Long fascinated by the air, Argentinian-born, Berlin-based artist Tomás Saraceno has created a major new commission — a mesmerising suspended installation — Drift: A cosmic web of thermodynamic rhythms 2022 (illustrated).

Saraceno’s Drift engages the poetic and imaginative potential of air. The spheres are part transparent and part reflective; some float above the viewer at different heights moving gently as if breathing, while others float in apparent stillness.
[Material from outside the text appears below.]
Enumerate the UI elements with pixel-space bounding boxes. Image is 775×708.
As they catch and refract the light, they remind us of the complex dynamics of the air we rely on.

Watch | ‘Drift’ installation time-lapse

Watch | Tomás Saraceno discusses his colossal installation ‘Drift’

Tomás Saraceno ‘Drift: A cosmic web of thermodynamic rhythms’ 2022

Tomás Saraceno, Argentina b. 1973 / Installation view of Drift: A cosmic web of thermodynamic rhythms 2022, ‘Air’ GOMA 2022 / 15 Aerocene spheres, transparent and metallic mylar, tape, pump with overpressure release, polyester rope, kinetic system, backpack, newspaper, pamphlets, books and photographic prints on paper / Purchased 2022 with funds from the Neilson Foundation through the QAGOMA Foundation / Collection: Queensland Art Gallery | Gallery of Modern Art / © Tomás Saraceno / Photographs: C Callistemon © QAGOMA

DELVE DEEPER: Tomás Saraceno’s Biospheres

The installation Drift expands on Saraceno’s earlier works based on infrared radiation balloons launched into the upper reaches of the atmosphere by the French Centre National d’Etudes Spatiales (CNES), Paris, where he was artist‑in‑residence in 2012. The artist explains:

The sculptures, made of two different lightweight materials, are experimental models and chart a path towards sustainable human flight technologies. In the world, the mirrored section would reflect the Sun’s radiation, controlling the temperature inside, preventing overheating during the day. The transparent part helps to maintain the temperature inside the envelope during the night and hence its buoyancy. It holds the infrared radiation emitted from the Earth’s surface — the solar heat the planet accumulates over a day. Drawing just enough heat, but not too much, would enable a fluctuating trajectory, a floating choreography in the air, free from fossil fuels, powered only by the thermodynamics of the planet.

Working across the fields of science, engineering, art, philosophy and community organising, in 2015 Saraceno founded the Aerocene Foundation, inviting us to join him in a new era which he calls the ‘Aerocene’. As he says:

The international Aerocene community calls for a different way of living independent from fossil fuels. More deeply attuned to our environment, new infrastructures are imagined through the process of working in collaboration with each other, our ecologies and the atmosphere we rely on.